Banking on Cell Phones May Fix Some Americans' Credit Woes

The answer to protecting your financial future might be in your pocket.

(Illustrated by Lauren Wade)

Apr 24, 2014· 2 MIN READ
Stephanie Mercado is a journalism student at Cal State-Fullerton and formerly worked at the UN High Commissioner for Refugees.

Banks try to make it easy to store your hard-earned money, with conveniences such as drive-up ATMs, paperless transactions, and check deposit by phone.

Yet about 8 percent of Americans—nearly 17 million adults—live in unbanked households, meaning they either opt out of using banks at all or don't have easy access to them. The Federal Deposit Insurance Corporation defines the unbanked as "those that lack any kind of deposit account at an insured depository institution." Another 51 million adults are what's called "underbanked"; they have a bank account but also rely on "alternative financial service providers," such as prepaid debit cards.

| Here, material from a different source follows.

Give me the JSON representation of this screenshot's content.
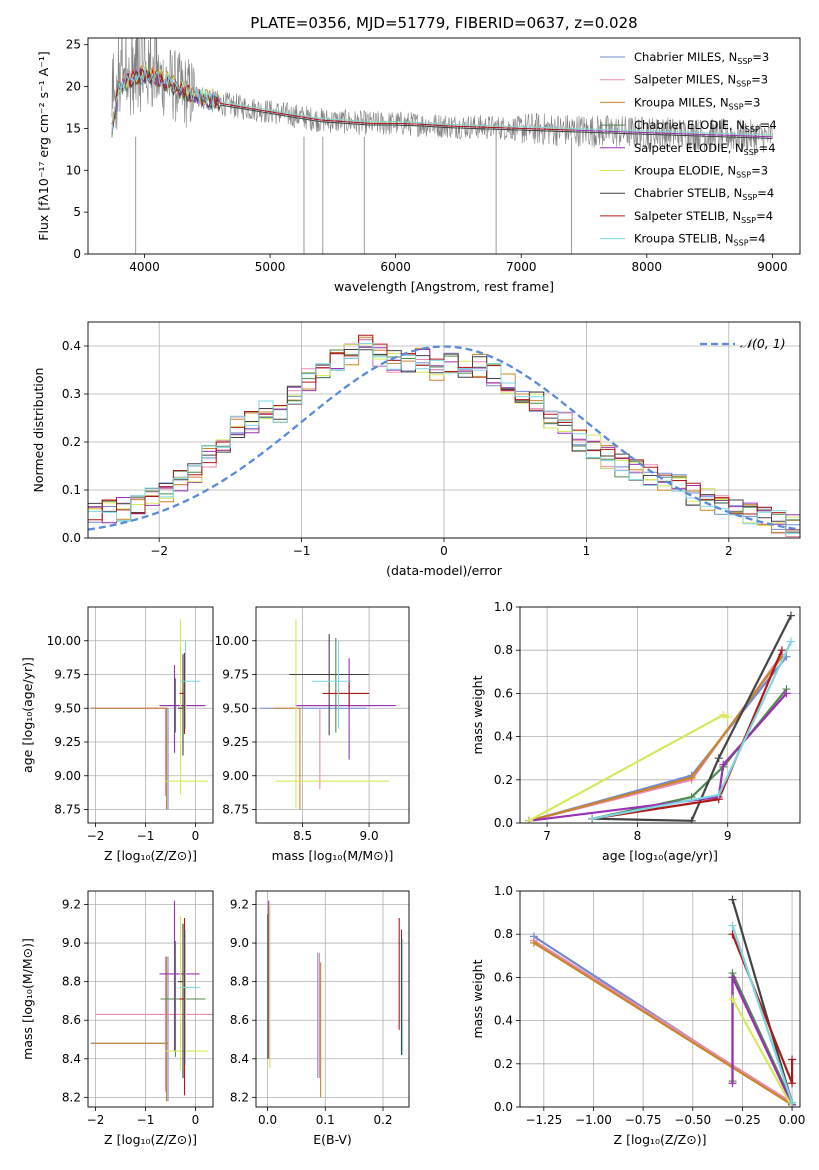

"There has been very aggressive marketing of prepaid debit cards over the past few years targeting young people and minorities," said John Ulzheimer, president of consumer education at SmartCredit.com. "So it's not a surprise that more young people are using prepaid debit cards over credit cards."

However, hefty fines and hidden fees with some cards have proved problematic in the nonregulated banking world.

“Collectively, the underbanked paid some $78 billion in interest and financial service fees in 2011 alone, a practice that is unsustainable for this low-income demographic,” Banktech reported.

Beyond avoiding those fees, building credit is worthwhile for anyone who wants to buy a house or a car or chase the American dream.

Among the unbanked or underbanked, many lack a credit score or have an incomplete financial picture that makes lenders wary of working with them, even if they are financially responsible individuals who simply choose to do something different with their income.

Many Americans suffered through the 18-month-long Great Recession of 2007—the longest and deepest financial crisis since the Great Depression—leaving a large population with little to no trust in mainstream banking systems. Although people in underserved neighborhoods had previously lacked access to banks or avoided them altogether, growing unemployment created a lack of need for financial management, and the housing crisis exacerbated mistrust in big banks.

But where banks might find an area unsuitable for their services and consumers may be skeptical of the institution, personal cell phones may be the next-best banking platform. The FDIC projects wider use of alternative financial services over time, mainly in mobile banking.

About half of underbanked people are between the ages of 26 and 45. About 42 percent of young Americans have little or no credit history, and the number living without credit cards has doubled since the recession.

Many financial institutions had long assumed the underbanked consumer population to be unfavorable because of low income and poor credit. But building credit could already be in the pockets of many unbanked consumers.

Pew has found that 58 percent of Americans have smartphones with Internet capabilities, and more than half of them have used mobile banking in the past 12 months. Because a high percentage of unbanked and underbanked people have access to smartphones, 39 percent of the underbanked have used mobile banking in the last 12 months.

“The relatively high prevalence of mobile phone and smartphone use among younger generations, minorities, and those with low levels of income—groups that are prone to be unbanked or underbanked—makes mobile phones a potential platform for expanding financial access and inclusion,” the FDIC reports.